Humans of UD: Sebastian Gutierrez-Olvera


Freshman Sebastian Gutierrez-Olvera is steeped in compassion and deeply aware of what it means to be human. 

Hailing from South Lake, Texas, and majoring in electrical engineering, he takes classes at the University of Dallas as well as the University of Texas-Arlington through a joint school degree plan. Gutierrez-Olvera is an activist and a missionary.

Gutierrez-Olvera chose the University of Dallas because of its unique Core curriculum and dedication to independent thought. He mentions that his mother earned her master’s degree at UD and that his father intends to earn another degree here as well.

“Both of them highly, highly, acclaim this school as [one] of the best, that it will teach you to think, and not just think the way your professors want you to, but for yourself,” he said. “I’m looking at all of my other friends in college, and they’re not doing anything like this.”

Gutierrez-Olvera’s mother works in the Neuhoff School of Ministry, according to the UD website. She is also active in Latino outreach, shaping much of her son’s activism in civil rights and social justice. 

Sebastian has participated in several rallies advocating for an end to police brutality and racism in America. He felt galvanized when he heard recordings of cops “joking” about killing protestors, specifically people of color, and he decided to join some Black Lives Matter rallies.
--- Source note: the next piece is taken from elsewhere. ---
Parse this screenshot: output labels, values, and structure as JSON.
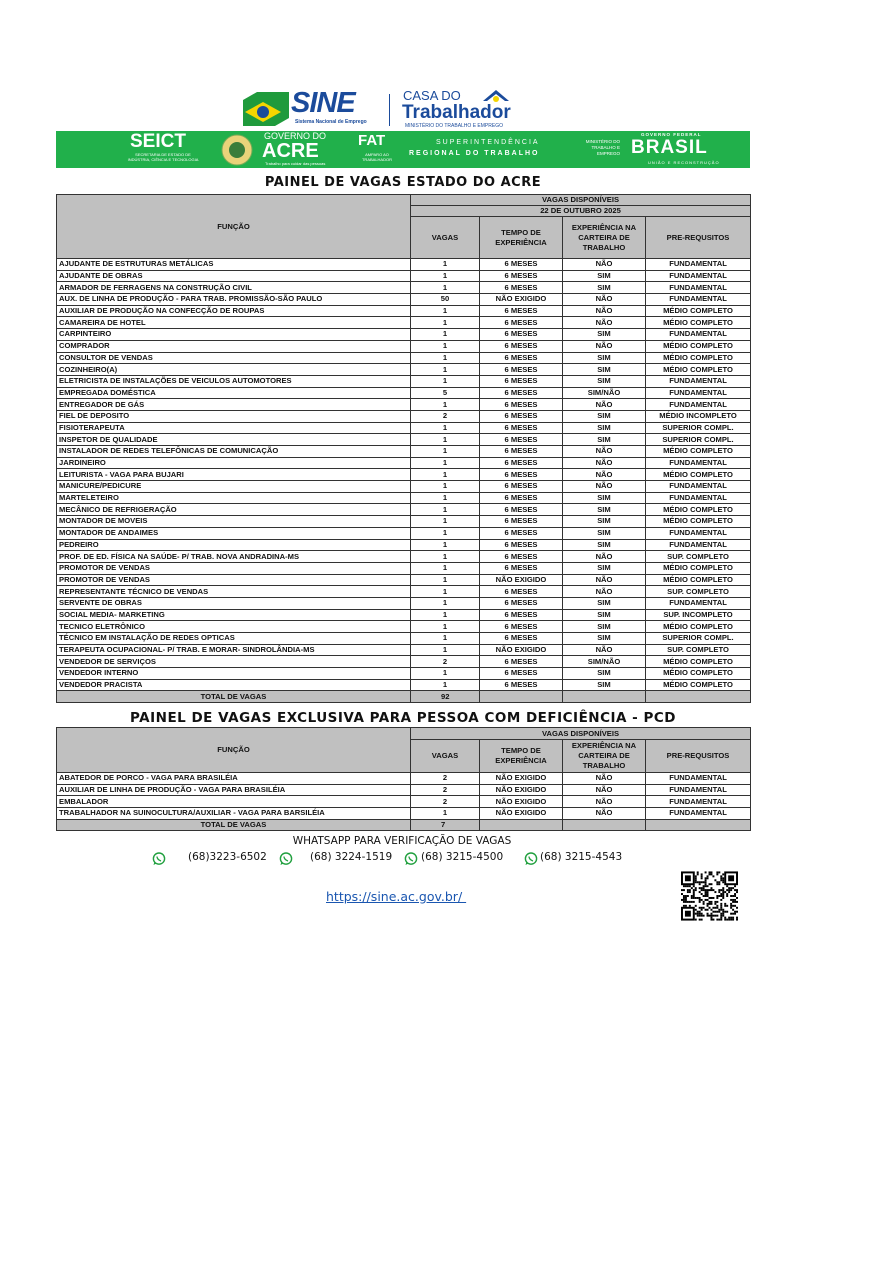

Gutierrez-Olvera reflected on his reasons for attending. “It can’t be like, ‘I’m going to tear this place down,’ it’s going for, ‘I love this place and I love the people here, and I love everyone here so much that I want to make sure that everyone can experience this place just as much as me,’” he said.

Gutierrez-Olvera spent a year after high school on a mission trip in Louisiana, which he regards as his greatest accomplishment. Traveling all over the state for various camps, clubs and outreach to middle school students, Gutierrez-Olvera emphasized the importance of forming the youth to build a better community.

“We mainly focused on youth and forming them … establishing goals and teaching them how to lead in situations as well as different values, like toughness, respect, determination,” he said. 

He notes that the missionaries wanted to encourage healthy competition among the students, comparing it to his own experience with jiu-jitsu. “You realize, ‘I want to practice this sport so that I can be better, and I only get to practice this because my partner lets me practice this and wants to,’” he said.

Visitations to prisons and care for the homeless also marks an important part of Gutierrez-Olvera’s work. Although the focus of the mission trip was to foster a community for the young, the missionaries also wanted to give back to the rest of the community they were living in. 

“One of my favorite things was actually going to the bridge in New Orleans and spending an hour or two with the homeless people there, helping them set up tents, and honestly just talking to them,” he said. Gutierrez-Olvera emphasized the importance of reaching out to the neglected. “A lot of times, people forget that [homeless people] are still people.” 

The importance of remembering the value of all human lives shines through in Gutierrez-Olvera’s experience at Angola Prison in Baton Rouge, where he visited death row inmates. 

“That one was a bit heavier,” he noted. Gutierrez-Olvera described their exchange of stories, prayers and poems, as well as the hopeful atmosphere created by the inmates who had made peace with their Creator and their lives. 

“It was all weirdly beautiful,” he said. “You take the lessons from those people and you start being really careful with the smaller, minute decisions that you make.” 

Without a doubt, Sebastian Gutierrez-Olvera’s year-long mission trip and his promotion of racial justice have helped him to grow in the most important ways and finding UD has pushed him to grow even more.